Otherwise I would have set it off again as soon as I woke up. Bloody Aurors. Bloody klutzy cousin. Bloody interfering aunt. Bloody MOODY... If I could just get some Floo Powder!

Of course, having Floo Powder didn't necessarily mean he could USE it.

He glanced over at the door to the drawing room-- or rather, where the door should have been-- and scowled even more furiously. His movement around the Manor had been very restricted. This was the first day they'd even let him in the entrance hall, and what did he find? They'd sealed the drawing room door against him. In his own bloody home.

"Wotcher, Draco," came Tonks' voice from above him.

Malfoy wiped the scowl off his face and looked up, to find his cousin peering down at him from the balcony. Her hair was long and green today, bound up in little twisty braids that stuck out all around her head. Her eyes were an identical shade of leek green.

...Draco had been going to snap at her about the door, but he kind of liked her hair. She looked like a Gorgon. All right, a disgustingly cute Gorgon. A Gorgon with freckles and a perky snub nose. But a Gorgon.

"Very Slytherin hair," he called up at her, smirking. "Thinking of changing your house, Tonks? I suppose I could put in a good word for you, you being family and all."

"Too late," she said cheerfully. "I've been out of Hogwarts for ages now. Come on up, we're going to take a run at the laboratory today."

Oh, bollocks. She'll probably break everything in sight. Draco rolled his eyes and hurried towards the stairs-- then paused suddenly, one foot on the marble step, and squinted suspiciously up at her. "Is Moody going to be there?" he demanded. Aunt Andromeda was unnerving, Shacklebolt was creepy, but Moody was utterly unendurable. He had managed to stay out of the same room as the crazed Auror for five days now, which was a new record.

Tonks rolled her eyes back at him. Draco snickered as she made them spin around in her head like Moody's magical eye. "No. He's gone up to the Ministry. Hurry it up, will you? Let's not stand about all day."

* * *

Malfoy just didn't understand this at all.

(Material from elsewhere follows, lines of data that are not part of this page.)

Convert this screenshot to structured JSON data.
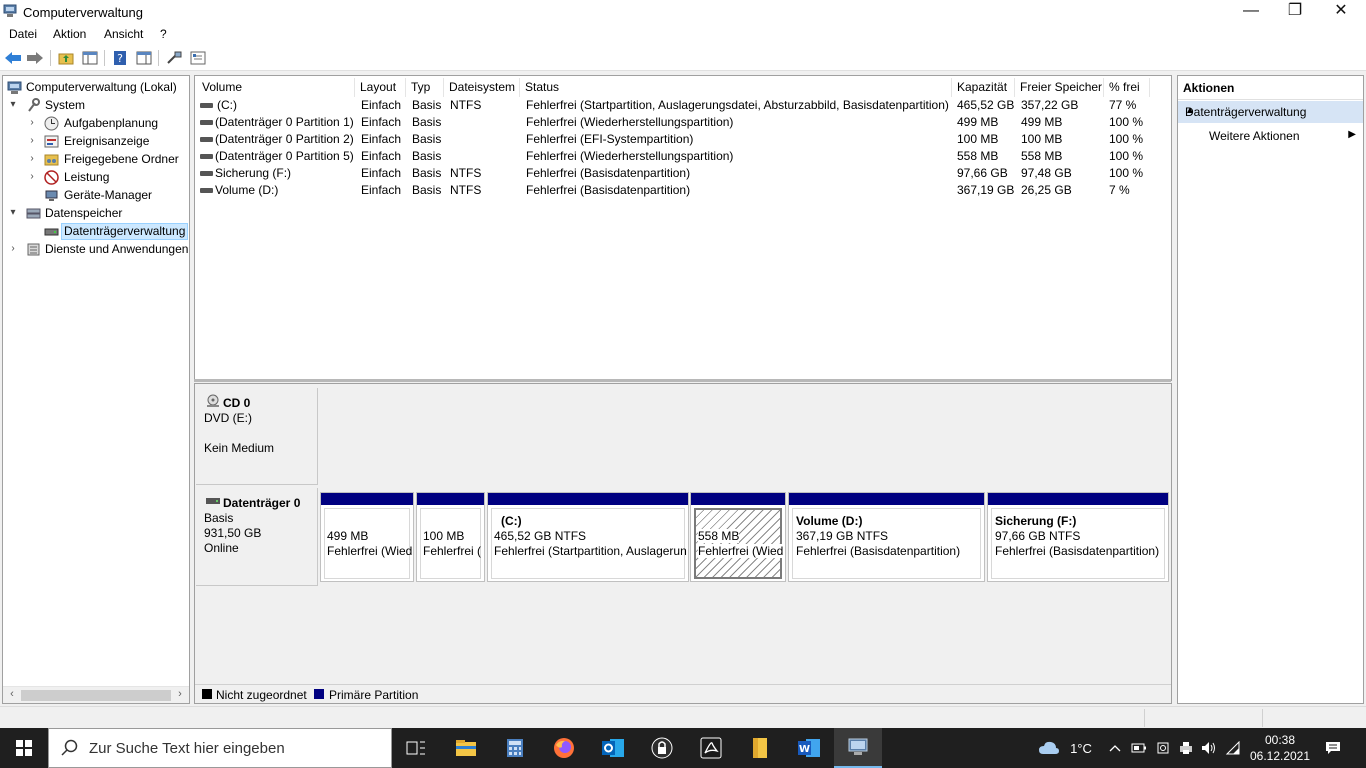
{
  "window": {
    "title": "Computerverwaltung",
    "minimize": "—",
    "restore": "❐",
    "close": "✕"
  },
  "menu": [
    "Datei",
    "Aktion",
    "Ansicht",
    "?"
  ],
  "tree": {
    "root": "Computerverwaltung (Lokal)",
    "system": "System",
    "aufgabenplanung": "Aufgabenplanung",
    "ereignisanzeige": "Ereignisanzeige",
    "freigegebene_ordner": "Freigegebene Ordner",
    "leistung": "Leistung",
    "geraete_manager": "Geräte-Manager",
    "datenspeicher": "Datenspeicher",
    "datentraegerverwaltung": "Datenträgerverwaltung",
    "dienste": "Dienste und Anwendungen"
  },
  "volume_list": {
    "columns": [
      "Volume",
      "Layout",
      "Typ",
      "Dateisystem",
      "Status",
      "Kapazität",
      "Freier Speicher",
      "% frei"
    ],
    "rows": [
      {
        "volume": "(C:)",
        "layout": "Einfach",
        "typ": "Basis",
        "fs": "NTFS",
        "status": "Fehlerfrei (Startpartition, Auslagerungsdatei, Absturzabbild, Basisdatenpartition)",
        "kapazitaet": "465,52 GB",
        "frei": "357,22 GB",
        "prozent": "77 %"
      },
      {
        "volume": "(Datenträger 0 Partition 1)",
        "layout": "Einfach",
        "typ": "Basis",
        "fs": "",
        "status": "Fehlerfrei (Wiederherstellungspartition)",
        "kapazitaet": "499 MB",
        "frei": "499 MB",
        "prozent": "100 %"
      },
      {
        "volume": "(Datenträger 0 Partition 2)",
        "layout": "Einfach",
        "typ": "Basis",
        "fs": "",
        "status": "Fehlerfrei (EFI-Systempartition)",
        "kapazitaet": "100 MB",
        "frei": "100 MB",
        "prozent": "100 %"
      },
      {
        "volume": "(Datenträger 0 Partition 5)",
        "layout": "Einfach",
        "typ": "Basis",
        "fs": "",
        "status": "Fehlerfrei (Wiederherstellungspartition)",
        "kapazitaet": "558 MB",
        "frei": "558 MB",
        "prozent": "100 %"
      },
      {
        "volume": "Sicherung (F:)",
        "layout": "Einfach",
        "typ": "Basis",
        "fs": "NTFS",
        "status": "Fehlerfrei (Basisdatenpartition)",
        "kapazitaet": "97,66 GB",
        "frei": "97,48 GB",
        "prozent": "100 %"
      },
      {
        "volume": "Volume (D:)",
        "layout": "Einfach",
        "typ": "Basis",
        "fs": "NTFS",
        "status": "Fehlerfrei (Basisdatenpartition)",
        "kapazitaet": "367,19 GB",
        "frei": "26,25 GB",
        "prozent": "7 %"
      }
    ]
  },
  "cd0": {
    "name": "CD 0",
    "drive": "DVD (E:)",
    "medium": "Kein Medium"
  },
  "disk0": {
    "name": "Datenträger 0",
    "type": "Basis",
    "size": "931,50 GB",
    "state": "Online",
    "partitions": [
      {
        "name": "",
        "size": "499 MB",
        "status": "Fehlerfrei (Wied"
      },
      {
        "name": "",
        "size": "100 MB",
        "status": "Fehlerfrei ("
      },
      {
        "name": "(C:)",
        "size": "465,52 GB NTFS",
        "status": "Fehlerfrei (Startpartition, Auslagerun"
      },
      {
        "name": "",
        "size": "558 MB",
        "status": "Fehlerfrei (Wied"
      },
      {
        "name": "Volume  (D:)",
        "size": "367,19 GB NTFS",
        "status": "Fehlerfrei (Basisdatenpartition)"
      },
      {
        "name": "Sicherung  (F:)",
        "size": "97,66 GB NTFS",
        "status": "Fehlerfrei (Basisdatenpartition)"
      }
    ]
  },
  "legend": {
    "unallocated": "Nicht zugeordnet",
    "primary": "Primäre Partition",
    "unallocated_color": "#000000",
    "primary_color": "#000080"
  },
  "actions": {
    "title": "Aktionen",
    "section": "Datenträgerverwaltung",
    "more": "Weitere Aktionen"
  },
  "taskbar": {
    "search_placeholder": "Zur Suche Text hier eingeben",
    "temperature": "1°C",
    "time": "00:38",
    "date": "06.12.2021"
  }
}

He scrubbed irritably at a platinum vial, trying to remove the soot. He also tried to ignore the muffled little bursts of cursing and complaints coming from the other side of the table. Tonks had hurt herself. As usual. Due to breaking something. As usual.

While jumping in front of him. As usual.

Tonks had been doing it for days, ever since Moody and Shacklebolt had begun shoving him into warded rooms as if he were a hat on the end of a broomstick. Malfoy just didn't understand her. If the point was to trigger the spells with someone they didn't give a damn about, why...

...Well, why give a damn?

Tonks yelped in pain and dropped the metal tin she'd been trying to open. Malfoy snorted in quiet derision and scrubbed harder.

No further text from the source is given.